Later, while dancing with Kane, he said, “Turner is very proud of you tonight.”
“Yes, he is. How could he help being? Perhaps it was this he needed.”
That was Kane. always ready to give the other fellow a break. Yet Carolyn felt tears sting her eyes at the ache in his voice. She looked and saw Turner scowling at them. He had never liked Kane.
“He is boasting about you to the men.” Then he added, “You are so sweet.”
She flushed. What could Turner have said? He hadn’t resented her rebellion. As a matter of fact, his attitude had been a revelation to her – or was he merely keeping up appearances? Kane sighed. She had not heard his last remark.
Carson hadn’t appeared, and as the dance progressed Carolyn had become more and more worried. he was so reckless, and so much like his father he would not be forced into a situation.
Bob, too, had been watching. The sight of his parents evidently engrossed in each other did something to him. Where was Carson, and what was he up to? Slipping away, he was going down the steps of the building when June, beside him, spoke.
“Are you leaving?”
“June. Go back.”
“No. I am going with you. I could see by your face something was wrong. Please.”
For a moment he hesitated. He did not want her along, but he could not resist. “Come.” He took her arm and guided her through the maze of cars to his father’s. He had a key.

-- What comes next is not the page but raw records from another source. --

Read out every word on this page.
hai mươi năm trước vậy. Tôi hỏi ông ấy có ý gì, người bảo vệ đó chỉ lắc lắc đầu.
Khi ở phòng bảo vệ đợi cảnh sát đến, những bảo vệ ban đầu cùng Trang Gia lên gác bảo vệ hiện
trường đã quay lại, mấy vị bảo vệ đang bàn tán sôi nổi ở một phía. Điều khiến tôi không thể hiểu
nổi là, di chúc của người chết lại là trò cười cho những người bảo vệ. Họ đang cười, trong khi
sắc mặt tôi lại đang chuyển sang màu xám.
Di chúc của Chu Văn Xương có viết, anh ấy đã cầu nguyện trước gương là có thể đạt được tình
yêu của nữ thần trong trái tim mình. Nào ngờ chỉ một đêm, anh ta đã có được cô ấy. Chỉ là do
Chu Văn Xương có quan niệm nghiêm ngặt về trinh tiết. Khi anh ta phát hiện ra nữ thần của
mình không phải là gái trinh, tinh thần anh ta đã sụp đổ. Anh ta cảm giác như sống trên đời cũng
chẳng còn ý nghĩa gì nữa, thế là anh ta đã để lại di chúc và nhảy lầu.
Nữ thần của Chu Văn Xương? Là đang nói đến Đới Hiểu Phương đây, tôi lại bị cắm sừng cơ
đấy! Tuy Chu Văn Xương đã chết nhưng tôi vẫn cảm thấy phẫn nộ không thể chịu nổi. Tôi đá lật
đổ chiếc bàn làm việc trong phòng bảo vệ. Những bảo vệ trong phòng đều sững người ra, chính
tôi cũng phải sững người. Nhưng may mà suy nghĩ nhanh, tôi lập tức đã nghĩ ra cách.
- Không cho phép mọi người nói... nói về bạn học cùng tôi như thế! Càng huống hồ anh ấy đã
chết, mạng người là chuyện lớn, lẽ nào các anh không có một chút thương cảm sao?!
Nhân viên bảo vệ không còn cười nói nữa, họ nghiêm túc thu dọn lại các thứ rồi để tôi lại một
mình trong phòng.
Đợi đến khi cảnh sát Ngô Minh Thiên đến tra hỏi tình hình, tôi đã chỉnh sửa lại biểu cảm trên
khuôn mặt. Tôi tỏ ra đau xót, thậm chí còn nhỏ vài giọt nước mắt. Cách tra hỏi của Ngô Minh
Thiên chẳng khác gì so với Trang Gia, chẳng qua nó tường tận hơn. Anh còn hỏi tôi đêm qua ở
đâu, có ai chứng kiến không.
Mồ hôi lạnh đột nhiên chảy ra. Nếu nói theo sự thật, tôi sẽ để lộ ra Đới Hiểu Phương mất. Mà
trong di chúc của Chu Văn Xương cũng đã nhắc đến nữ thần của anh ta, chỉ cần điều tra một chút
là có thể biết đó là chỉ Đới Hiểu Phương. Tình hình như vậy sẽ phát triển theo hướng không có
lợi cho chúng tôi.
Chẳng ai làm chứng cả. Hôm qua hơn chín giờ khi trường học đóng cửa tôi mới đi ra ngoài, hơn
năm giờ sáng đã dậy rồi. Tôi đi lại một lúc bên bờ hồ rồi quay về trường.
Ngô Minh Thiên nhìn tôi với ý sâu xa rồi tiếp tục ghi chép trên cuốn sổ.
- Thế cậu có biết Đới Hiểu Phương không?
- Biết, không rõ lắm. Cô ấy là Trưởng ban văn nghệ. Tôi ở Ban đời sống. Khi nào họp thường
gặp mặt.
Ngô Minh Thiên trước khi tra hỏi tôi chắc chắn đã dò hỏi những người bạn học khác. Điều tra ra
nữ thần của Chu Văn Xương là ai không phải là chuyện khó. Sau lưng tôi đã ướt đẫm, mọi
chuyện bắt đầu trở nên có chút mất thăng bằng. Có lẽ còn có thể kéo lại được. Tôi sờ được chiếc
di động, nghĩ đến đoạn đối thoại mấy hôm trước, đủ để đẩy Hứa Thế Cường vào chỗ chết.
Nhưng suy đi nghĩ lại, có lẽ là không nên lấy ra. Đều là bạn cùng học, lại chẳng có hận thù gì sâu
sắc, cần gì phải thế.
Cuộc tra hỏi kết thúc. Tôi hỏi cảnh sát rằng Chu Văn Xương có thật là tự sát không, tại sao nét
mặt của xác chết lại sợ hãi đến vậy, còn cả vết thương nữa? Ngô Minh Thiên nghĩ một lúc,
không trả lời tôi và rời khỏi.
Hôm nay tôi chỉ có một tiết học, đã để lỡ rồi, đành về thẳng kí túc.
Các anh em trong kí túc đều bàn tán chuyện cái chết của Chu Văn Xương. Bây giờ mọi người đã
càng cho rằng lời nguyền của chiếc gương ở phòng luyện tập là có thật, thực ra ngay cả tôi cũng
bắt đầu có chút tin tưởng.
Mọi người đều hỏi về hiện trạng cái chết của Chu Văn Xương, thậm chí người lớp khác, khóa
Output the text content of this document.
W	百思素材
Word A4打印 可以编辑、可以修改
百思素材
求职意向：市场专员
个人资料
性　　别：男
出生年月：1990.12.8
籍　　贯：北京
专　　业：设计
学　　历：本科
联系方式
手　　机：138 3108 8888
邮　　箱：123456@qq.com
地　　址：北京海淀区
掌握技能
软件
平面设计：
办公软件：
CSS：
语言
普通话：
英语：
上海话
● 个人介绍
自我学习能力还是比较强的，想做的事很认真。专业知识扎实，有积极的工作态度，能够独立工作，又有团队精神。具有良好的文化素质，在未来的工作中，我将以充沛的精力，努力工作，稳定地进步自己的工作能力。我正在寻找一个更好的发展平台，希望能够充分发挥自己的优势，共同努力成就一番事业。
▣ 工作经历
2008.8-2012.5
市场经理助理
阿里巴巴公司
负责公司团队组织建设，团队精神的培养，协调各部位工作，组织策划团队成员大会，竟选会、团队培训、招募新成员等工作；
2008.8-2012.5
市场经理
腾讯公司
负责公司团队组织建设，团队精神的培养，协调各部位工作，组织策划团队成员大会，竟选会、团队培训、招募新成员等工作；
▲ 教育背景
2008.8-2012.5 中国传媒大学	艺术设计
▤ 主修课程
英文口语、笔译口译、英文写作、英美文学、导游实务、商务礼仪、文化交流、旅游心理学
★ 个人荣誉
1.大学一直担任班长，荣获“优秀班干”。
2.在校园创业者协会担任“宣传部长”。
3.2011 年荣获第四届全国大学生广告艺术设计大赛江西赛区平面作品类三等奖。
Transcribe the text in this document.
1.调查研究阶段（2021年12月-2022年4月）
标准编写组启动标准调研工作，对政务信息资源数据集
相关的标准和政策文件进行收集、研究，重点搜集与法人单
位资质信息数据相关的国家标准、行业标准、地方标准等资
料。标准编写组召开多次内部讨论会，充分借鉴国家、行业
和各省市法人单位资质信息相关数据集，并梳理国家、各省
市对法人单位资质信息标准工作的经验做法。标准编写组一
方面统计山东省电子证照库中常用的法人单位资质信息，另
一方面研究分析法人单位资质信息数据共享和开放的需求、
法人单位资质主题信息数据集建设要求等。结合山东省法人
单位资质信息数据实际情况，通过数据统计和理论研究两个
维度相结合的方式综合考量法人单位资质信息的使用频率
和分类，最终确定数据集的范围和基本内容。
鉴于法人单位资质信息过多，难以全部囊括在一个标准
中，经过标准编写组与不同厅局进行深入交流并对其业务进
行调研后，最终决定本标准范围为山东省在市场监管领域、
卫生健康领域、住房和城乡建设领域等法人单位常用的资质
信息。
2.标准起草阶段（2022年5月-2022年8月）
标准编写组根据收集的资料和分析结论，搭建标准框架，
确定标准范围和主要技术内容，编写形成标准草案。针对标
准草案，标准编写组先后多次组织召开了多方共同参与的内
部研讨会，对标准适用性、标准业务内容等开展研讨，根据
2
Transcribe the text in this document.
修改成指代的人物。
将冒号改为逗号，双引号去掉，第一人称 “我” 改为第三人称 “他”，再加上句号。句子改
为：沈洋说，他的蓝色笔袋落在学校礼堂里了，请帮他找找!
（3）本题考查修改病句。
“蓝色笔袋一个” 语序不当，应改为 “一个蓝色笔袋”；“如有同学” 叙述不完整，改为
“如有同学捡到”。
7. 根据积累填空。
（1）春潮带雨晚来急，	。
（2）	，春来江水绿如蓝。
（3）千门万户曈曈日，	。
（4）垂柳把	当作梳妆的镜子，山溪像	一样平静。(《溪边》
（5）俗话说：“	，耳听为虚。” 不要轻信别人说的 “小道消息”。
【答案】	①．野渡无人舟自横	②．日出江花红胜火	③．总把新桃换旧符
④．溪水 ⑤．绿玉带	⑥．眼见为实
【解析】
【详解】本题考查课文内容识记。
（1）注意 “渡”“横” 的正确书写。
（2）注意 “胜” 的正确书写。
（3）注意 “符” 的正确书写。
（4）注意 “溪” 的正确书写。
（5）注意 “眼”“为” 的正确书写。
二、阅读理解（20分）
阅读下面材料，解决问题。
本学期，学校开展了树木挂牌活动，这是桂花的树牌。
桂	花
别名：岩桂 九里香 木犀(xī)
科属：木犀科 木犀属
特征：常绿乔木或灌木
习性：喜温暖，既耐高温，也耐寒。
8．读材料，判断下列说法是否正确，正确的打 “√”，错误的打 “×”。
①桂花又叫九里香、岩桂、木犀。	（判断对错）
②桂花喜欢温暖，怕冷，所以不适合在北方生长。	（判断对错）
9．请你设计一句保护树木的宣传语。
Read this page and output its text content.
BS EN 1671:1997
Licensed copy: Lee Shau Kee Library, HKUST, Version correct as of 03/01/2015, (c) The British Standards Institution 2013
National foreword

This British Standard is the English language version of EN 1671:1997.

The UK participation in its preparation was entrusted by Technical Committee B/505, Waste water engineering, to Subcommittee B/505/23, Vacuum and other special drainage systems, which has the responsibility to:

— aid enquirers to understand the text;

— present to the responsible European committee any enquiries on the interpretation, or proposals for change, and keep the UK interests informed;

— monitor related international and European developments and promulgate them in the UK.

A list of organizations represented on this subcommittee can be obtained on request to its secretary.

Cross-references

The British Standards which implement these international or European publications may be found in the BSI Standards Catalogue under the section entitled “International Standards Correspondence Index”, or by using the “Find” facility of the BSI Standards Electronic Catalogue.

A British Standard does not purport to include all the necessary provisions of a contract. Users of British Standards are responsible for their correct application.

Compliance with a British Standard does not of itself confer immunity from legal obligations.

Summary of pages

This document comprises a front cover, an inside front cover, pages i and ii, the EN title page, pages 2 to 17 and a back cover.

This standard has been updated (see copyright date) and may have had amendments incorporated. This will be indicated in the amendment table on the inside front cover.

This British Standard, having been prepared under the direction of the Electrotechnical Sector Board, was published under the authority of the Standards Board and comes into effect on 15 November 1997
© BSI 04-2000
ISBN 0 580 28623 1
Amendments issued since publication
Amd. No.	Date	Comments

Getting in he swung it about carefully, but once on the highway he drove it swiftly toward home.
“May I ask where we are going?”
“I am looking for Carson,” he said simply. But Carson was not at home. Nor was he at Semple’s. nor was Garden home. They must have gone some place together. Before turning the car back toward the ward house, eh stopped. June, watching his face anxiously, was worried. She touched his arm.
“Can you tell me?”
The words recalled him. he looked down, and everything left him except the fact of her presence.
“You darl…,” his arms were about her before he remembered. Then they dropped, lifelessly. He started the car.
Driving home Turner said, “It seems you had a good time. I – I liked your dress.”
“I did have a good time.” Then, “You were lovely to me, Turner,” came to her thoughts. She tried to voice it aloud, but the habit of restraint was too strong. Instead, she said, “I wish I knew why Carson wasn’t there.”
“He needs some temper pounded out of him.”
For a mile she did not answer, then she began hesitantly, “You can’t pound anything out of him. Counsel and advice might work better.”
She expected an angry retort. Instead, he said wearily. “That is true. If parents controlled themselves they would have no trouble with children.”
She looked up quickly, but his glance was on the road ahead. Time and again the words and the inflection of his voice came back to her in the days that were to come.
When they went up the walk to the house, he opened the door and waited for her to enter. As she put away her things, she grew a little cold with anticipation; but without a good night he went to his own room and closed the door.